“Seorang manusia, sinar fitrah tanpa dosa, dengan wajah yang seharusnya diisi senyuman dan kegirangan. Dalam menikmati masanya, hari-harinya yang tidak akan pernah terulang. Namun tampak bertebaran di jalanan, dengan sepotong gitar, dengan sepotong kayu berhias tutup-tutup botol bahkan dengan senampan cawan tempurung kelapa berisi recehan. Dan diperiba dengan menggendong saudaranya yang lebih muda, yang seharusnya berada dalam ayunan” .

Itulah potret realita di depan mata kita masing-masing. Mungkin kita hanya bisa acuh tak acuh atau berkata bahwa itu sebuah hal lumrah. Atau cukup dengan menunjukkan rasa kasihan dalam wujud recehan, kertas berangka puluhan bahkan ratusan. Dan bahkan menyatakan ini kan seharusnya jadi tanggung jawab orang-orang di atas. Akan tetapi, sesungguhnya ada tanggung jawab yang besar bagi kita terhadap keadaan ini. Tanggung jawab yang setidaknya merubah keadaan ini menjadi sesuatu yang lebih baik.
Terlebih dahulu terdapat beberapa pertanyaan besar terhadap keadaan ini. Pertama tentunya, dimanakah kedudukan orang tua terhadap anak-anak penuh senyuman itu? Bukankah setiap kita mengetahui bahwa Anak adalah amanah Sang Rab (Tuhan). Dan kita tahu amanah merupakan suatu kewajiban. Jadi, apakah dengan menjadikan keadaan mereka seperti itu dapat dinyatakan sebagai menjalankan amanah? Apalagi ini adalah amanah dari Yang Maha Pencipta.

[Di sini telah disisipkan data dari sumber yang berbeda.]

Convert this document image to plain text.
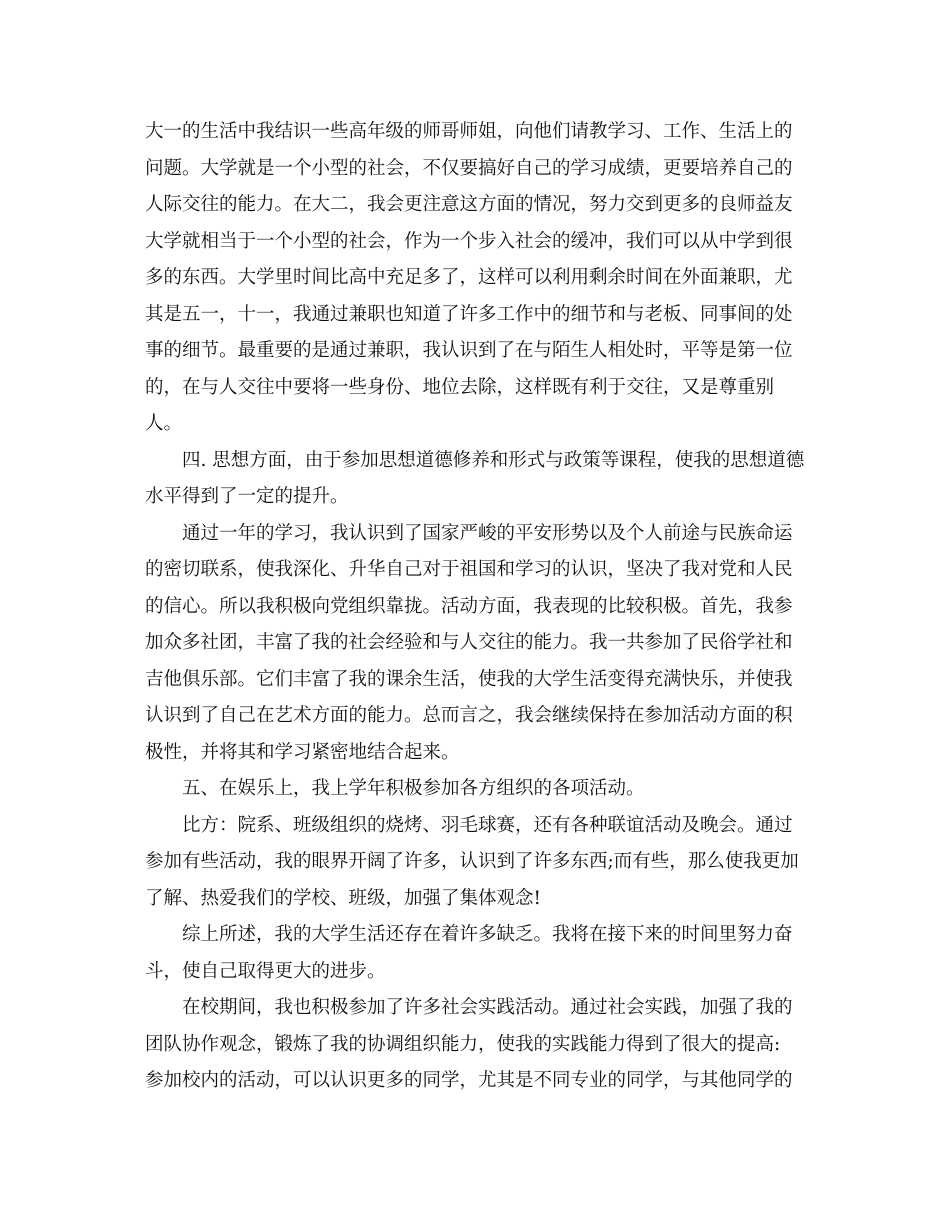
大一的生活中我结识一些高年级的师哥师姐，向他们请教学习、工作、生活上的
问题。大学就是一个小型的社会，不仅要搞好自己的学习成绩，更要培养自己的
人际交往的能力。在大二，我会更注意这方面的情况，努力交到更多的良师益友
大学就相当于一个小型的社会，作为一个步入社会的缓冲，我们可以从中学到很
多的东西。大学里时间比高中充足多了，这样可以利用剩余时间在外面兼职，尤
其是五一，十一，我通过兼职也知道了许多工作中的细节和与老板、同事间的处
事的细节。最重要的是通过兼职，我认识到了在与陌生人相处时，平等是第一位
的，在与人交往中要将一些身份、地位去除，这样既有利于交往，又是尊重别
人。
四. 思想方面，由于参加思想道德修养和形式与政策等课程，使我的思想道德
水平得到了一定的提升。
通过一年的学习，我认识到了国家严峻的平安形势以及个人前途与民族命运
的密切联系，使我深化、升华自己对于祖国和学习的认识，坚决了我对党和人民
的信心。所以我积极向党组织靠拢。活动方面，我表现的比较积极。首先，我参
加众多社团，丰富了我的社会经验和与人交往的能力。我一共参加了民俗学社和
吉他俱乐部。它们丰富了我的课余生活，使我的大学生活变得充满快乐，并使我
认识到了自己在艺术方面的能力。总而言之，我会继续保持在参加活动方面的积
极性，并将其和学习紧密地结合起来。
五、在娱乐上，我上学年积极参加各方组织的各项活动。
比方：院系、班级组织的烧烤、羽毛球赛，还有各种联谊活动及晚会。通过
参加有些活动，我的眼界开阔了许多，认识到了许多东西;而有些，那么使我更加
了解、热爱我们的学校、班级，加强了集体观念!
综上所述，我的大学生活还存在着许多缺乏。我将在接下来的时间里努力奋
斗，使自己取得更大的进步。
在校期间，我也积极参加了许多社会实践活动。通过社会实践，加强了我的
团队协作观念，锻炼了我的协调组织能力，使我的实践能力得到了很大的提高:
参加校内的活动，可以认识更多的同学，尤其是不同专业的同学，与其他同学的
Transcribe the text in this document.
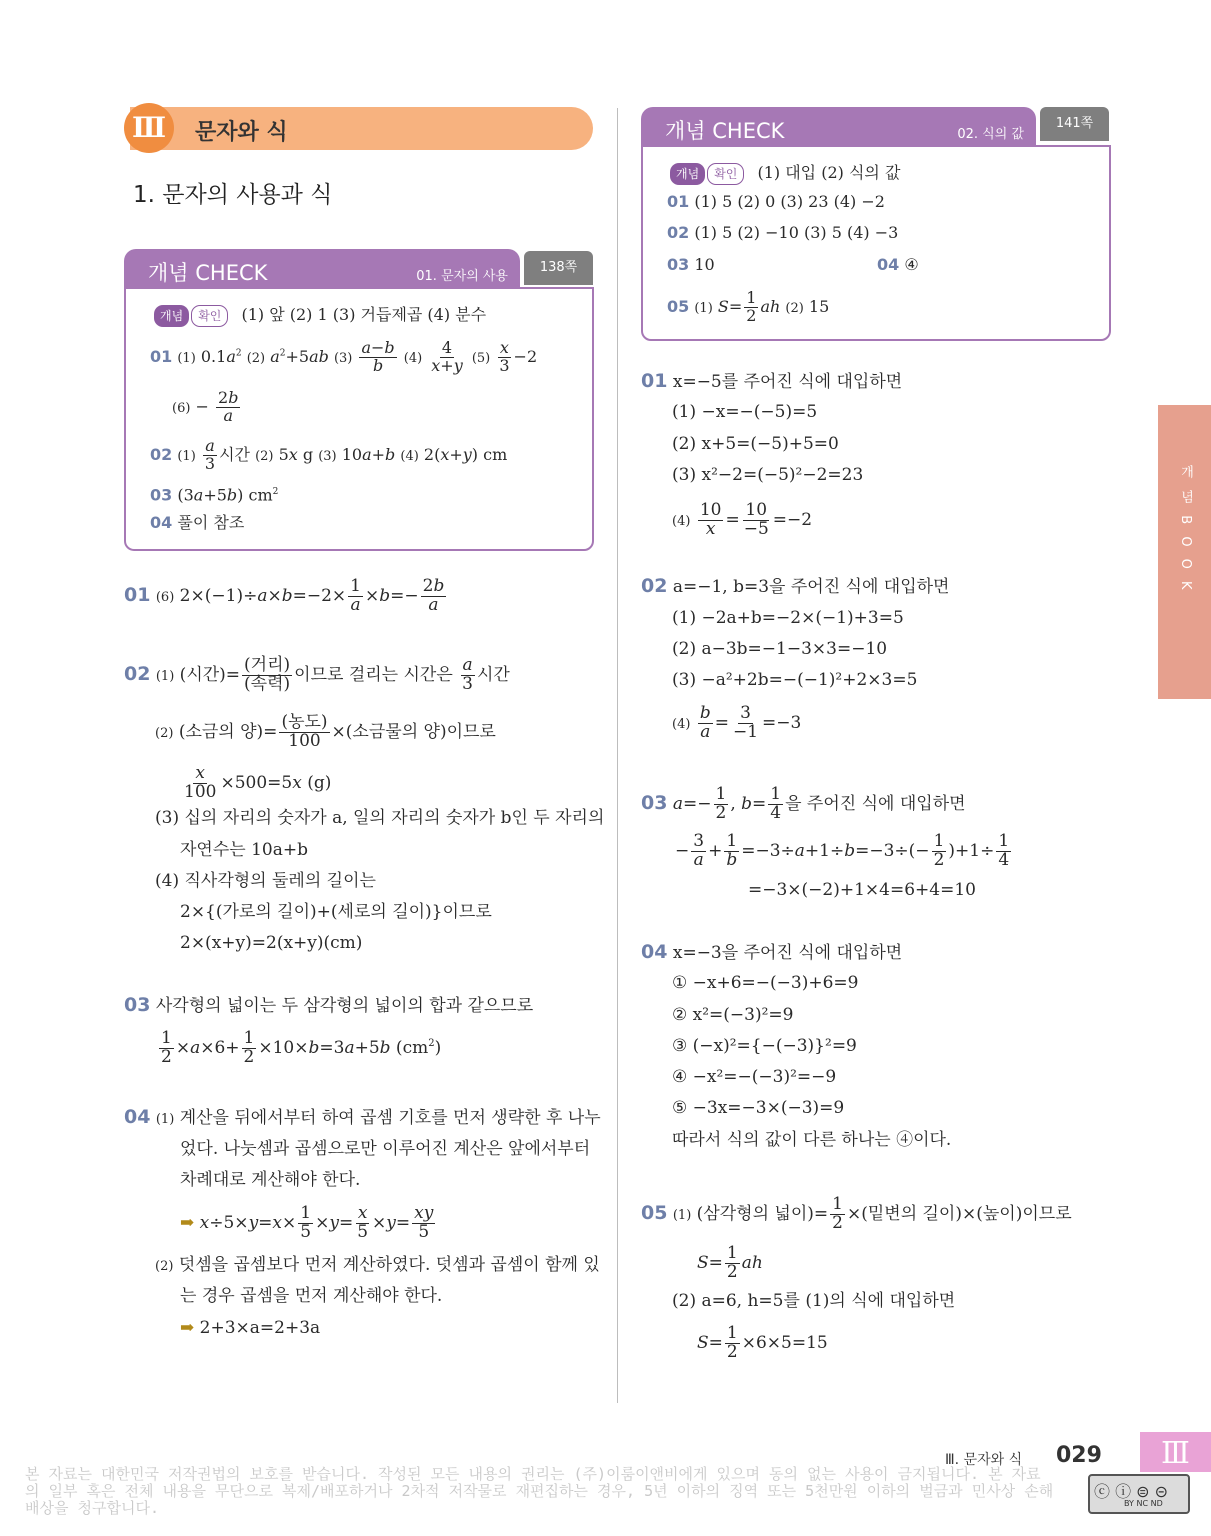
Ⅲ	문자와 식
1. 문자의 사용과 식
개념 CHECK	01. 문자의 사용
138쪽
개념 확인 (1) 앞 (2) 1 (3) 거듭제곱 (4) 분수
01 (1) $0.1a^2$ (2) $a^2+5ab$ $(3) \frac{a-b}{b} (4) \frac{4}{x+y} (5) \frac{x}{3} -2$
$(6) - \frac{2b}{a}$
02 $(1) \frac{a}{3}$ 시간 (2) 5x g (3) 10a+b (4) 2(x+y) cm
03 (3a+5b) $cm^2$
04 풀이 참조
01 (6) $2\times(-1)\div a\times b=-2\times \frac{1}{a} \times b=- \frac{2b}{a}$
02 (1) (시간)= $\frac{\text{(거리)}}{\text{(속력)}}$ 이므로 걸리는 시간은 $\frac{a}{3}$ 시간
(2) (소금의 양)= $\frac{\text{(농도)}}{100}$ ×(소금물의 양)이므로
$\frac{x}{100} \times 500=5x$ (g)
(3) 십의 자리의 숫자가 a, 일의 자리의 숫자가 b인 두 자리의
자연수는 10a+b
(4) 직사각형의 둘레의 길이는
2×{(가로의 길이)+(세로의 길이)}이므로
2×(x+y)=2(x+y)(cm)
03 사각형의 넓이는 두 삼각형의 넓이의 합과 같으므로
$\frac{1}{2} \times a\times 6+ \frac{1}{2} \times 10\times b=3a+5b$ $(cm^2)$
04 (1) 계산을 뒤에서부터 하여 곱셈 기호를 먼저 생략한 후 나누
었다. 나눗셈과 곱셈으로만 이루어진 계산은 앞에서부터
차례대로 계산해야 한다.
➡ $x\div 5\times y=x\times \frac{1}{5} \times y= \frac{x}{5} \times y= \frac{xy}{5}$
(2) 덧셈을 곱셈보다 먼저 계산하였다. 덧셈과 곱셈이 함께 있
는 경우 곱셈을 먼저 계산해야 한다.
➡ 2+3×a=2+3a
개념 CHECK	02. 식의 값
141쪽
개념 확인 (1) 대입 (2) 식의 값
01 (1) 5 (2) 0 (3) 23 (4) −2
02 (1) 5 (2) −10 (3) 5 (4) −3
03 10	04 ④
05 (1) $S= \frac{1}{2}$ ah (2) 15
01 x=−5를 주어진 식에 대입하면
(1) −x=−(−5)=5
(2) x+5=(−5)+5=0
(3) x²−2=(−5)²−2=23
$(4) \frac{10}{x} = \frac{10}{-5} =-2$
02 a=−1, b=3을 주어진 식에 대입하면
(1) −2a+b=−2×(−1)+3=5
(2) a−3b=−1−3×3=−10
(3) −a²+2b=−(−1)²+2×3=5
$(4) \frac{b}{a} = \frac{3}{-1} =-3$
03 $a=- \frac{1}{2}$ , $b= \frac{1}{4}$ 을 주어진 식에 대입하면
− $\frac{3}{a} + \frac{1}{b} =-3\div a+1\div b=-3\div(- \frac{1}{2} )+1\div \frac{1}{4}$
=−3×(−2)+1×4=6+4=10
04 x=−3을 주어진 식에 대입하면
① −x+6=−(−3)+6=9
② x²=(−3)²=9
③ (−x)²={−(−3)}²=9
④ −x²=−(−3)²=−9
⑤ −3x=−3×(−3)=9
따라서 식의 값이 다른 하나는 ④이다.
05 (1) (삼각형의 넓이)= $\frac{1}{2}$ ×(밑변의 길이)×(높이)이므로
$S= \frac{1}{2}$ ah
(2) a=6, h=5를 (1)의 식에 대입하면
$S= \frac{1}{2} \times 6\times 5=15$
개 념 B O O K
Ⅲ. 문자와 식 029	Ⅲ
본 자료는 대한민국 저작권법의 보호를 받습니다. 작성된 모든 내용의 권리는 (주)이룸이앤비에게 있으며 동의 없는 사용이 금지됩니다. 본 자료의 일부 혹은 전체 내용을 무단으로 복제/배포하거나 2차적 저작물로 재편집하는 경우, 5년 이하의 징역 또는 5천만원 이하의 벌금과 민사상 손해배상을 청구합니다.
ⓒ ⓘ ⊜ ⊝
BY NC ND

Kedua, apakah sebegitu turunnya rasa solidaritas dan saling mengingatkan diri kita terhadap orang lain? Apalagi bagi kita yang mengenal siapa orang tua - orang tua bagi wajah-wajah mungil di jalan-jalan tersebut. Tidak pernahkah terbersit dalam hati nurani kita untuk peduli terhadap mereka. Setidaknya mengingatkan dimana seharusnya wajah-wajah mungil itu berada.

Ketiga, apakah sedemikian susahnya mencari materi hingga mereka harus terlibat dalam usaha mencari rezeki yang tercurah ke bumi ini? Terlampau sedikitkah rezeki yang diturunkan ke bumi ini? Hm…...Bukankah selalu terngiang di telinga kita bahwa setiap orang di dunia ini sudah memiliki pembagian rezeki masing-masing. Bahkan telah tertulis di Lauhul Mahfuz sebelum kita menangis ketika berada di dunia ini.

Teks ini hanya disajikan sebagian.